Guidai verso Mondello, attraversai il parco della Favorita e poi
imboccai la salita che costeggiava il Monte Pellegrino. La via era
deserta.
Dopo una serie di tornanti scivolai dentro la galleria dove si
rintanavano tutte le coppiette di frodo palermitane: come ogni sera, in
circa trecento metri erano allineate, su entrambi i lati, file di auto con
vetri e finestrini oscurati da fogli di giornale. In ogni auto c'era una
storia di corna, infedeltà, tradimenti e passione.
Superai le ultime curve e mi ritrovai sulla lunga salita che portava al
santuario di Santa Rosalia. Girai a sinistra e risalii l'ultimo tratto fino
all'enorme piazzale in cima alla montagna. Il cielo era coperto, ogni
tanto si sentiva un tuono. Non c'erano auto. Spensi i fari, posteggiai e
scesi. Quando sentii una macchina avvicinarsi, d'istinto portai la mano
alla pistola. Chi guidava la macchina lo notò e mi lampeggiò: era Pino
Tortorici. Uscì dall'auto e mi fece cenno di seguirlo fino in fondo al
parcheggio, dove c'è la piccola rampa di scale che conduce al punto più
alto del monte. Si vedevano le luci di Palermo da una parte e quelle di
Mondello dall'altra. Sembrava di essere sulla prua di una nave.

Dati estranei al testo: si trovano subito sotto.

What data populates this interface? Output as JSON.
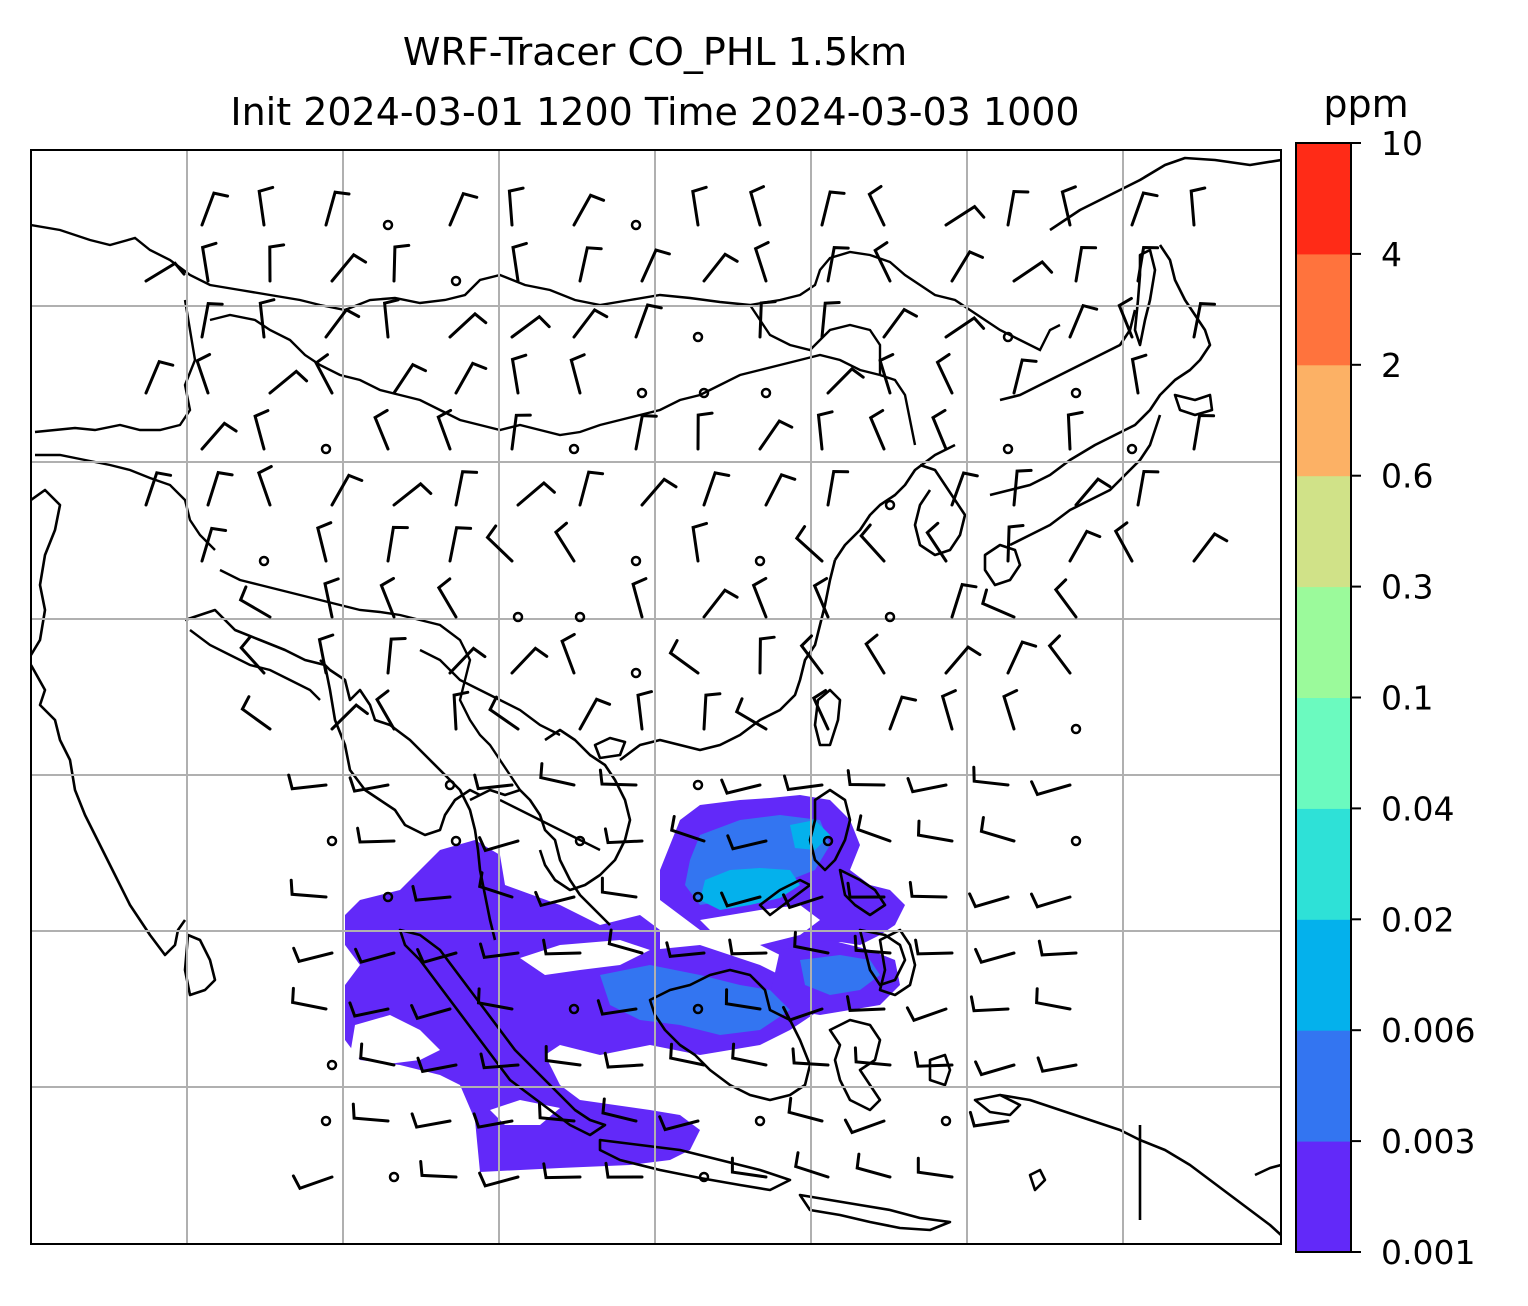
{
  "title": {
    "line1": "WRF-Tracer CO_PHL 1.5km",
    "line2": "Init 2024-03-01 1200 Time 2024-03-03 1000"
  },
  "colorbar": {
    "unit": "ppm",
    "tick_labels": [
      "0.001",
      "0.003",
      "0.006",
      "0.02",
      "0.04",
      "0.1",
      "0.3",
      "0.6",
      "2",
      "4",
      "10"
    ],
    "colors": [
      "#6229f9",
      "#3375f1",
      "#04b1ec",
      "#2ee1d7",
      "#6bfabf",
      "#9bfa9b",
      "#d0e288",
      "#fcb165",
      "#ff733d",
      "#ff2b17"
    ]
  },
  "map": {
    "coastline_color": "#000000",
    "gridline_color": "#b0b0b0",
    "barb_color": "#000000",
    "grid": true
  }
}
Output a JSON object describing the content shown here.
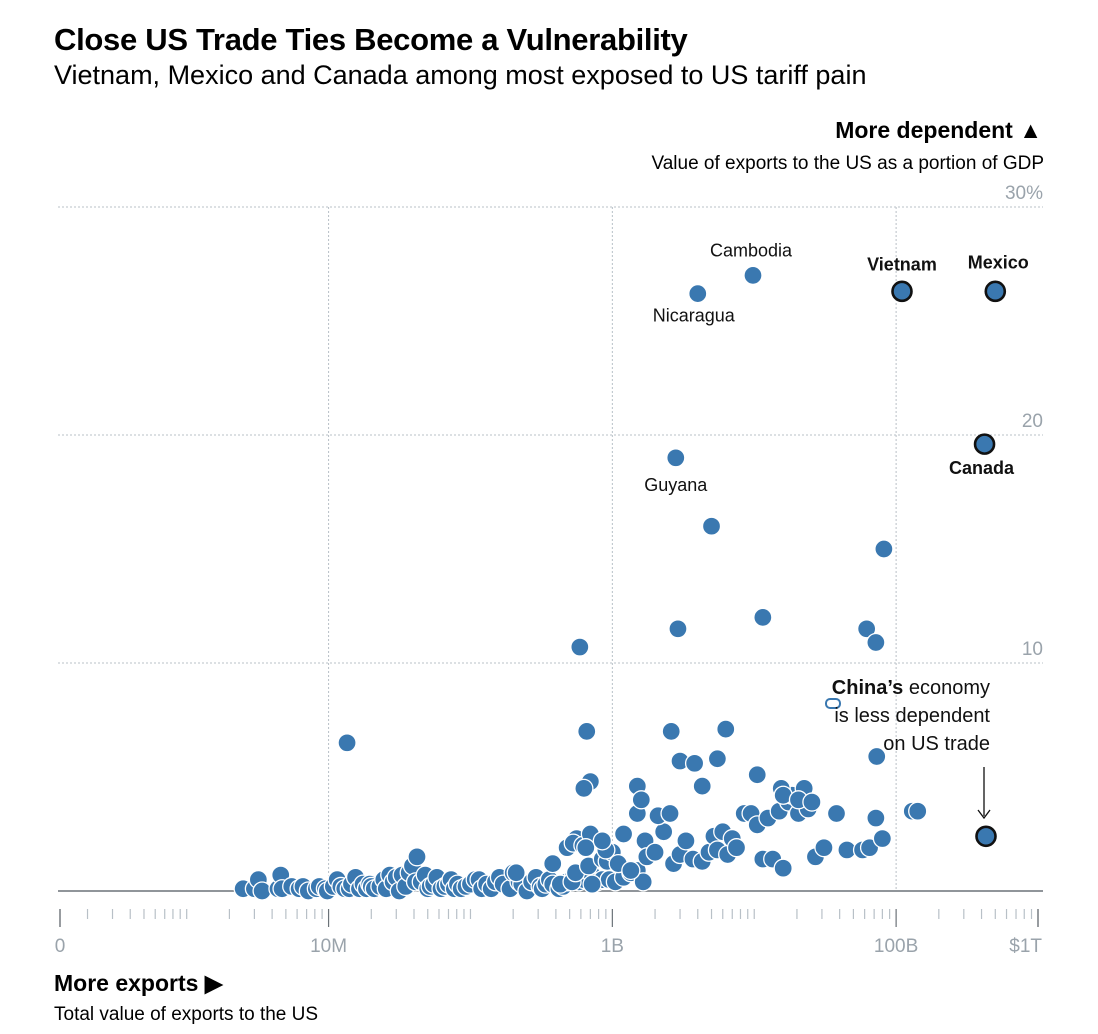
{
  "header": {
    "title": "Close US Trade Ties Become a Vulnerability",
    "subtitle": "Vietnam, Mexico and Canada among most exposed to US tariff pain"
  },
  "y_axis": {
    "heading": "More dependent ▲",
    "description": "Value of exports to the US as a portion of GDP"
  },
  "x_axis": {
    "heading": "More exports ▶",
    "description": "Total value of exports to the US"
  },
  "note": {
    "bold": "China’s",
    "line1_rest": " economy",
    "line2": "is less dependent",
    "line3": "on US trade"
  },
  "colors": {
    "point": "#3a78b0",
    "point_stroke": "#ffffff",
    "highlight_stroke": "#111111",
    "grid": "#b8c0c7",
    "axis": "#6b7278",
    "tick_label": "#9aa3ab"
  },
  "chart_data": {
    "type": "scatter",
    "x_scale": "log",
    "x_unit": "USD",
    "x_ticks": [
      {
        "value": 0,
        "label": "0"
      },
      {
        "value": 10000000,
        "label": "10M"
      },
      {
        "value": 1000000000,
        "label": "1B"
      },
      {
        "value": 100000000000,
        "label": "100B"
      },
      {
        "value": 1000000000000,
        "label": "$1T"
      }
    ],
    "y_ticks": [
      {
        "value": 10,
        "label": "10"
      },
      {
        "value": 20,
        "label": "20"
      },
      {
        "value": 30,
        "label": "30%"
      }
    ],
    "ylim": [
      0,
      30
    ],
    "grid": true,
    "labeled_points": [
      {
        "name": "Vietnam",
        "x": 110000000000,
        "y": 26.3,
        "highlight": true
      },
      {
        "name": "Mexico",
        "x": 500000000000,
        "y": 26.3,
        "highlight": true
      },
      {
        "name": "Canada",
        "x": 420000000000,
        "y": 19.6,
        "highlight": true
      },
      {
        "name": "Cambodia",
        "x": 9800000000,
        "y": 27.0,
        "highlight": false
      },
      {
        "name": "Nicaragua",
        "x": 4000000000,
        "y": 26.2,
        "highlight": false
      },
      {
        "name": "Guyana",
        "x": 2800000000,
        "y": 19.0,
        "highlight": false
      },
      {
        "name": "China",
        "x": 430000000000,
        "y": 2.4,
        "highlight": true
      }
    ],
    "points": [
      [
        2500000.0,
        0.1
      ],
      [
        3000000.0,
        0.1
      ],
      [
        3200000.0,
        0.5
      ],
      [
        3400000.0,
        0.0
      ],
      [
        4400000.0,
        0.1
      ],
      [
        4600000.0,
        0.7
      ],
      [
        4700000.0,
        0.1
      ],
      [
        5500000.0,
        0.2
      ],
      [
        6200000.0,
        0.1
      ],
      [
        6600000.0,
        0.2
      ],
      [
        7200000.0,
        0.0
      ],
      [
        8200000.0,
        0.1
      ],
      [
        8600000.0,
        0.2
      ],
      [
        9500000.0,
        0.1
      ],
      [
        9800000.0,
        0.0
      ],
      [
        10800000.0,
        0.2
      ],
      [
        11500000.0,
        0.5
      ],
      [
        12200000.0,
        0.2
      ],
      [
        13000000.0,
        0.1
      ],
      [
        14000000.0,
        0.1
      ],
      [
        14500000.0,
        0.3
      ],
      [
        15500000.0,
        0.6
      ],
      [
        16500000.0,
        0.1
      ],
      [
        17500000.0,
        0.3
      ],
      [
        18500000.0,
        0.1
      ],
      [
        19500000.0,
        0.3
      ],
      [
        20000000.0,
        0.2
      ],
      [
        21000000.0,
        0.1
      ],
      [
        23000000.0,
        0.2
      ],
      [
        24500000.0,
        0.5
      ],
      [
        25500000.0,
        0.1
      ],
      [
        27000000.0,
        0.7
      ],
      [
        28500000.0,
        0.4
      ],
      [
        30000000.0,
        0.6
      ],
      [
        31500000.0,
        0.0
      ],
      [
        33000000.0,
        0.7
      ],
      [
        35000000.0,
        0.2
      ],
      [
        37000000.0,
        0.8
      ],
      [
        39000000.0,
        1.1
      ],
      [
        41000000.0,
        0.4
      ],
      [
        42000000.0,
        1.5
      ],
      [
        45000000.0,
        0.4
      ],
      [
        48000000.0,
        0.7
      ],
      [
        50000000.0,
        0.1
      ],
      [
        52000000.0,
        0.2
      ],
      [
        55000000.0,
        0.3
      ],
      [
        58000000.0,
        0.6
      ],
      [
        62000000.0,
        0.1
      ],
      [
        66000000.0,
        0.2
      ],
      [
        70000000.0,
        0.3
      ],
      [
        73000000.0,
        0.5
      ],
      [
        77000000.0,
        0.1
      ],
      [
        81000000.0,
        0.3
      ],
      [
        86000000.0,
        0.1
      ],
      [
        93000000.0,
        0.2
      ],
      [
        100000000.0,
        0.3
      ],
      [
        108000000.0,
        0.5
      ],
      [
        115000000.0,
        0.5
      ],
      [
        120000000.0,
        0.1
      ],
      [
        130000000.0,
        0.3
      ],
      [
        140000000.0,
        0.1
      ],
      [
        150000000.0,
        0.4
      ],
      [
        160000000.0,
        0.6
      ],
      [
        170000000.0,
        0.3
      ],
      [
        190000000.0,
        0.1
      ],
      [
        200000000.0,
        0.8
      ],
      [
        220000000.0,
        0.4
      ],
      [
        230000000.0,
        0.3
      ],
      [
        250000000.0,
        0.0
      ],
      [
        270000000.0,
        0.4
      ],
      [
        290000000.0,
        0.6
      ],
      [
        310000000.0,
        0.2
      ],
      [
        320000000.0,
        0.1
      ],
      [
        340000000.0,
        0.3
      ],
      [
        360000000.0,
        0.5
      ],
      [
        380000000.0,
        0.3
      ],
      [
        420000000.0,
        0.1
      ],
      [
        450000000.0,
        0.2
      ],
      [
        480000000.0,
        0.4
      ],
      [
        530000000.0,
        0.6
      ],
      [
        580000000.0,
        0.4
      ],
      [
        600000000.0,
        0.8
      ],
      [
        630000000.0,
        0.5
      ],
      [
        720000000.0,
        0.7
      ],
      [
        780000000.0,
        0.4
      ],
      [
        850000000.0,
        0.5
      ],
      [
        950000000.0,
        0.5
      ],
      [
        1050000000.0,
        0.4
      ],
      [
        1200000000.0,
        0.6
      ],
      [
        1350000000.0,
        0.8
      ],
      [
        1500000000.0,
        0.9
      ],
      [
        1650000000.0,
        0.4
      ],
      [
        210000000.0,
        0.8
      ],
      [
        380000000.0,
        1.2
      ],
      [
        430000000.0,
        0.3
      ],
      [
        520000000.0,
        0.4
      ],
      [
        550000000.0,
        0.8
      ],
      [
        560000000.0,
        2.3
      ],
      [
        480000000.0,
        1.9
      ],
      [
        530000000.0,
        2.1
      ],
      [
        620000000.0,
        2.0
      ],
      [
        680000000.0,
        1.1
      ],
      [
        720000000.0,
        0.3
      ],
      [
        850000000.0,
        1.4
      ],
      [
        920000000.0,
        1.3
      ],
      [
        700000000.0,
        2.5
      ],
      [
        650000000.0,
        1.9
      ],
      [
        1000000000.0,
        1.7
      ],
      [
        1100000000.0,
        1.2
      ],
      [
        900000000.0,
        1.8
      ],
      [
        850000000.0,
        2.2
      ],
      [
        1200000000.0,
        2.5
      ],
      [
        1350000000.0,
        0.9
      ],
      [
        1500000000.0,
        3.4
      ],
      [
        1700000000.0,
        2.2
      ],
      [
        1750000000.0,
        1.5
      ],
      [
        2000000000.0,
        1.7
      ],
      [
        2300000000.0,
        2.6
      ],
      [
        2500000000.0,
        3.4
      ],
      [
        2700000000.0,
        1.2
      ],
      [
        3000000000.0,
        1.6
      ],
      [
        3300000000.0,
        2.2
      ],
      [
        3700000000.0,
        1.4
      ],
      [
        4300000000.0,
        1.3
      ],
      [
        4800000000.0,
        1.7
      ],
      [
        5200000000.0,
        2.4
      ],
      [
        5500000000.0,
        1.8
      ],
      [
        6000000000.0,
        2.6
      ],
      [
        6500000000.0,
        1.6
      ],
      [
        7000000000.0,
        2.3
      ],
      [
        7500000000.0,
        1.9
      ],
      [
        8500000000.0,
        3.4
      ],
      [
        9500000000.0,
        3.4
      ],
      [
        10500000000.0,
        2.9
      ],
      [
        11500000000.0,
        1.4
      ],
      [
        12500000000.0,
        3.2
      ],
      [
        13500000000.0,
        1.4
      ],
      [
        15000000000.0,
        3.5
      ],
      [
        16000000000.0,
        1.0
      ],
      [
        17500000000.0,
        3.9
      ],
      [
        18500000000.0,
        4.2
      ],
      [
        20500000000.0,
        3.4
      ],
      [
        22500000000.0,
        4.5
      ],
      [
        24000000000.0,
        3.6
      ],
      [
        27000000000.0,
        1.5
      ],
      [
        31000000000.0,
        1.9
      ],
      [
        38000000000.0,
        3.4
      ],
      [
        45000000000.0,
        1.8
      ],
      [
        58000000000.0,
        1.8
      ],
      [
        65000000000.0,
        1.9
      ],
      [
        72000000000.0,
        3.2
      ],
      [
        80000000000.0,
        2.3
      ],
      [
        130000000000.0,
        3.5
      ],
      [
        142000000000.0,
        3.5
      ],
      [
        700000000.0,
        4.8
      ],
      [
        1500000000.0,
        4.6
      ],
      [
        1600000000.0,
        4.0
      ],
      [
        2100000000.0,
        3.3
      ],
      [
        2550000000.0,
        3.4
      ],
      [
        2600000000.0,
        7.0
      ],
      [
        3000000000.0,
        5.7
      ],
      [
        3800000000.0,
        5.6
      ],
      [
        4300000000.0,
        4.6
      ],
      [
        5500000000.0,
        5.8
      ],
      [
        6300000000.0,
        7.1
      ],
      [
        10500000000.0,
        5.1
      ],
      [
        15500000000.0,
        4.5
      ],
      [
        16000000000.0,
        4.2
      ],
      [
        20500000000.0,
        4.0
      ],
      [
        25500000000.0,
        3.9
      ],
      [
        73000000000.0,
        5.9
      ],
      [
        13500000.0,
        6.5
      ],
      [
        660000000.0,
        7.0
      ],
      [
        630000000.0,
        4.5
      ],
      [
        590000000.0,
        10.7
      ],
      [
        2900000000.0,
        11.5
      ],
      [
        11500000000.0,
        12.0
      ],
      [
        62000000000.0,
        11.5
      ],
      [
        72000000000.0,
        10.9
      ],
      [
        82000000000.0,
        15.0
      ],
      [
        5000000000.0,
        16.0
      ]
    ]
  }
}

Sapevo che a parlare per primo doveva essere Tortorici: io avevo
lanciato l'amo, ma era stato lui a strattonarlo. Si accese una sigaretta e
aspirò a fondo la prima tirata, come se prendesse una boccata di
ossigeno dopo essere stato in apnea. Lì in cima, eravamo lontani da
tutto. Dalla Sicilia, da Cosa Nostra, dallo Stato. Io e lui, un uomo
d'onore e un poliziotto. Il futuro boss di una cosca tra le più potenti, con
decine di aziende sparse in Italia e milioni investiti in borsa e uno sbirro
senza famiglia, amici e referenti, che dormiva in uno scantinato. Lui in
giacca e cravatta, elegante, uno che poteva alzare il telefono, parlare
con chiunque e ottenere all'istante quello che voleva. E io che avevo già
perso tutto non sapevo più quante volte.
«Che cosa vuole da me?» mi chiese.
«Gliel'ho detto, che lei mi aiuti a evitare una guerra.»
Mi sorrise. «Li ha ricevuti i candelotti di dinamite?»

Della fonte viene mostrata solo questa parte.